The nice feature of Data DSLs, thats its easyly composable, regular and introspectable.
This library is implementation of model part.
It intrduces model storage and model project.
You describe your models like code in modules (namespaces) and layout in file system. Set of namespaces can be published and reused as a package.
model project layout is highly influenced by clojure and java, using similar convetions.
Model project consists of set of namespaces. Each namespace contains one or multiple models described with data.
Namespaces are written in edn format
Namespace is a map (in terms of clojure) with two special symbol keys - 'ns and 'import
- 'ns - defines name of namespace
- 'imports - is a set of required namespaces to interpret this namespace (zen namespace is imported implicitly)
Namespaces should refer other namespaces explicitly thro import! That's how starting from one entry point namespace, your project can import only used modules and models from other packages.
Rest of symbolic keys in namespace define models and keyword keys define tags.
Just like in clojure namespace you may refer one model from another located in one namespace by short name and refer between namespaces by full name - '/symbol
Example namespace:
{ns myapp.module
imports #{http}
web {
:zen/tags #{:http/server}
:port 8080
:workers 8
:api api}
api {
:zen/tags #{:http/api}
:zen/desc "API definition"
:routes {
:get {:operation index}
"meta" {:operation http/api-introspection}}}
index {
:zen/tags #{:http/op :http/simple-op}
:response {
:status 302
:headers {"location" "/index.html"}}}
}
Instead of introducing any kind of types and type hierarchies, zen uses tag system to classify models.
You may think about tag system as non-hierarchical multidimetional classification.

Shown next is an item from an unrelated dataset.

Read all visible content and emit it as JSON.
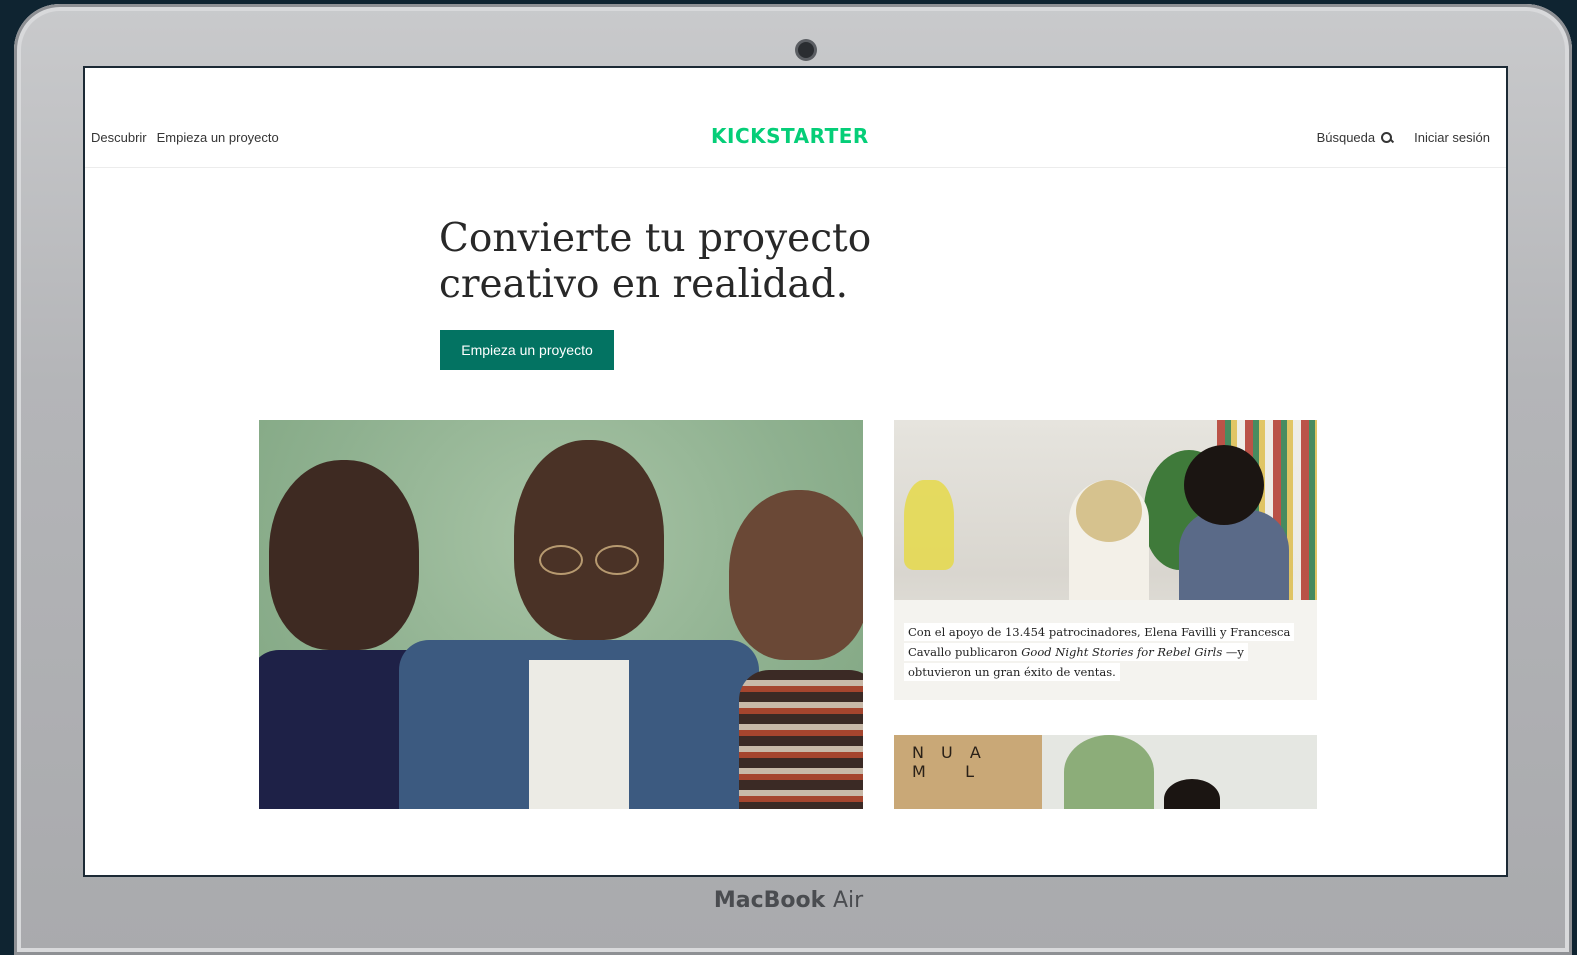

Or as a funcion of meta store - you can get all models labeled with specific tag.
TODO: keyword or symbol for tags?
zen includes built in schema engine, which is slightly similar to json schema.

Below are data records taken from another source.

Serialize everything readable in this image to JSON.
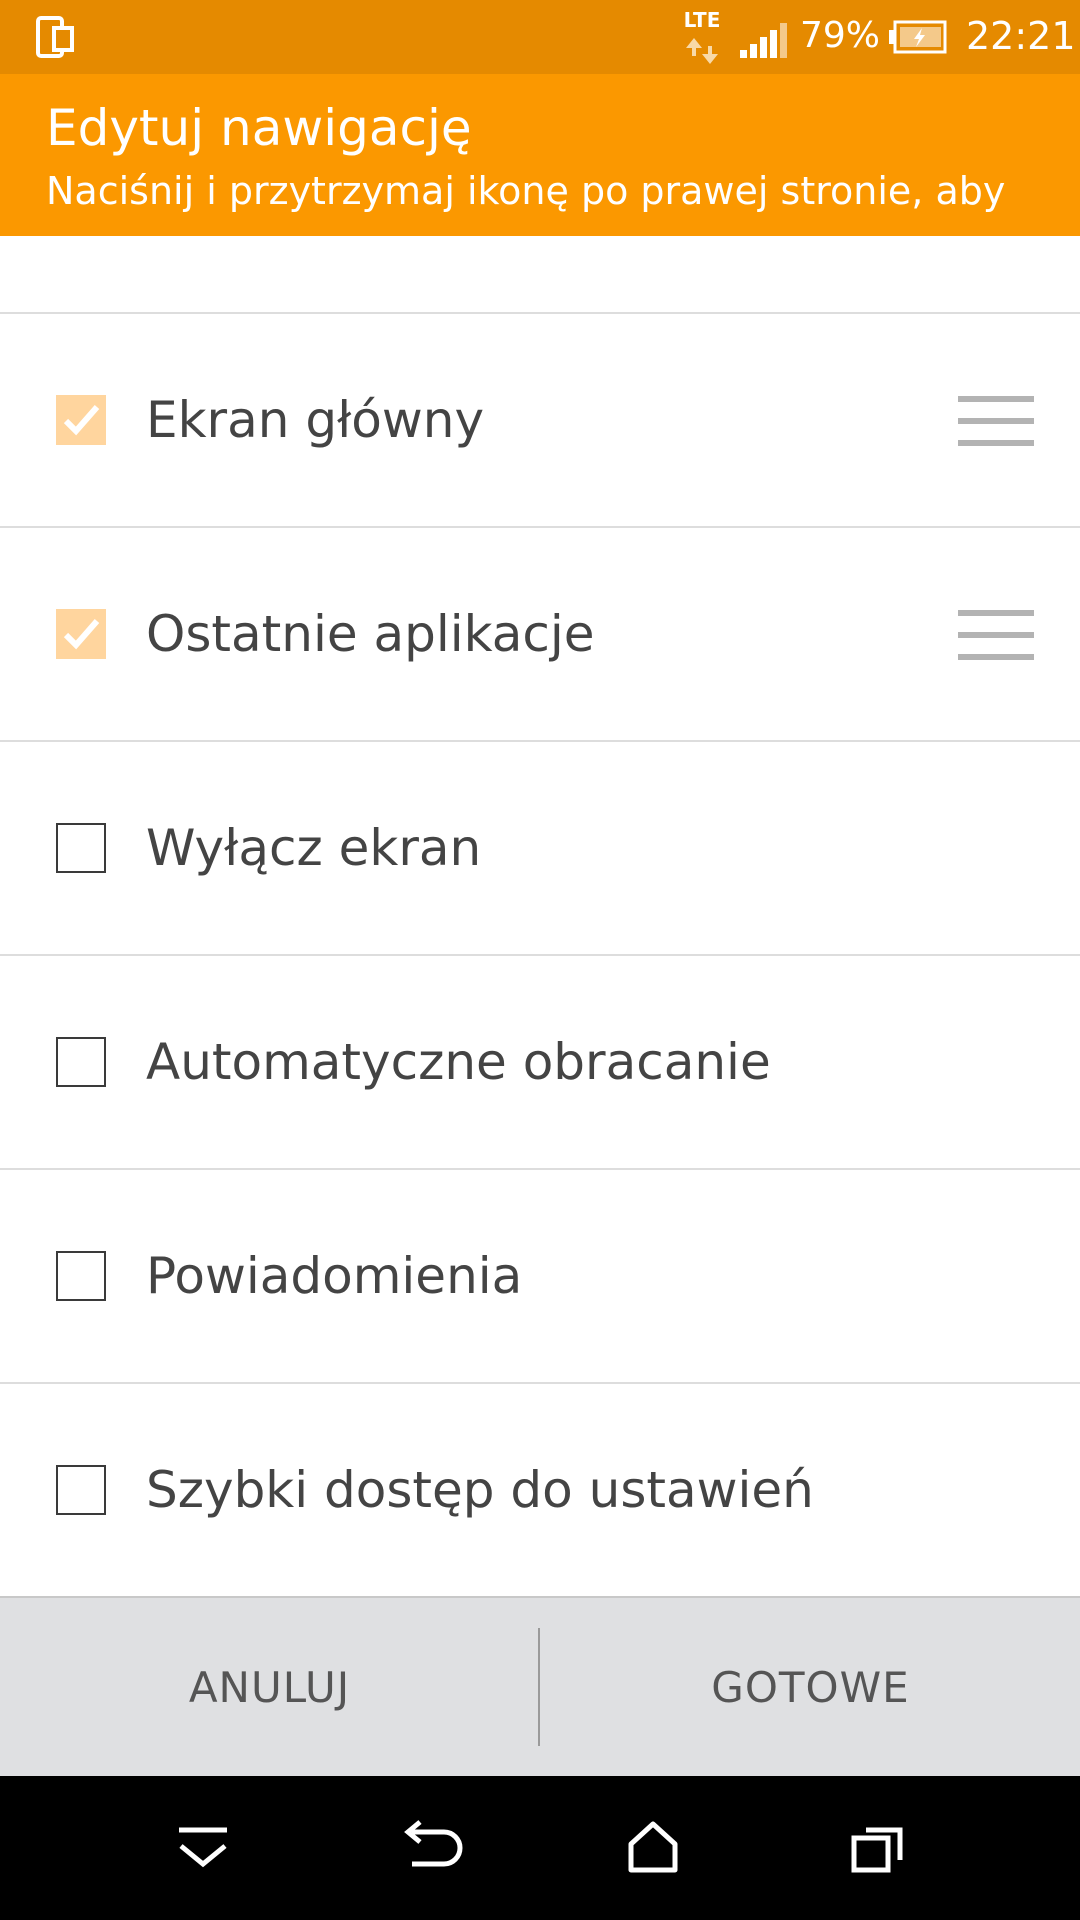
{
  "status_bar": {
    "network_type": "LTE",
    "battery_percent": "79%",
    "time": "22:21",
    "icons": [
      "screen-share-icon",
      "lte-data-icon",
      "signal-icon",
      "battery-charging-icon"
    ]
  },
  "header": {
    "title": "Edytuj nawigację",
    "subtitle": "Naciśnij i przytrzymaj ikonę po prawej stronie, aby"
  },
  "items": [
    {
      "label": "Ekran główny",
      "checked": true,
      "draggable": true
    },
    {
      "label": "Ostatnie aplikacje",
      "checked": true,
      "draggable": true
    },
    {
      "label": "Wyłącz ekran",
      "checked": false,
      "draggable": false
    },
    {
      "label": "Automatyczne obracanie",
      "checked": false,
      "draggable": false
    },
    {
      "label": "Powiadomienia",
      "checked": false,
      "draggable": false
    },
    {
      "label": "Szybki dostęp do ustawień",
      "checked": false,
      "draggable": false
    }
  ],
  "actions": {
    "cancel": "ANULUJ",
    "done": "GOTOWE"
  },
  "nav_bar": {
    "icons": [
      "hide-nav-icon",
      "back-icon",
      "home-icon",
      "recents-icon"
    ]
  },
  "colors": {
    "status_bar": "#e58a00",
    "header": "#fb9800",
    "checkbox_checked": "#ffd59e",
    "action_bar": "#dfe0e2"
  }
}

The key features of zen schema is that it supports
- open world evalualtion - i.e. each schema validates only known by this schema keys (properties)
- ignore, warn on fail on "unknown keys" is just a validation mode not part of schema semantic
- supports RDF inspired property schema - i.e. schema attached to key name not a key container
{ns myapp.schema
Contact {
:zen/tags #{:zen/schema}
:keys {
:system {:type zen/string :enum [{:value "phone"} {:value "email"}]
:value {:type zen/string}}}
Contactable {
:zen/tags #{:zen/schema}
:keys {:contacts {:type zen/vector
:every {:type map :confirms #{Contact}}}}}
User {
:zen/tags #{:zen/schema}
:type zen/map
:confirms #{Contactable}
:keys {
:id {:type zen/string}
:password {:type zen/string }}}
}
Model project may be loaded into store. You start loading from entry point namespace. All imports will be resolved, validated and loaded into store.
Store functions:
- get model by name /
- get namespace by name
- get all models by tag
- reload namespace
Composable, open-world schema engine.
Each schema node:
- type (required) - defines interpreter and link to type specific schema keys
- confirms - set of other schemas to evaluate
- enum
- constant
For example zen/map
type defines:
- values: schema - schema to apply to all values
- keys: { key: schema } - enumeration of keys and schema for each key
- require: #{:key,...} - list of requried keys in map
- schema-key: {:key :some-key } - key to resolve schema from data
List of built-in types:
- primitives
- zen/symbol
- zen/keyword
- zen/string
- zen/number
- zen/integer
- zen/boolean
- zen/date
- zen/datetime
- collections
- zen/vector
- zen/set
- zen/map
- zen/union-map
- zen/union
Schema can be extended with primitives and container types.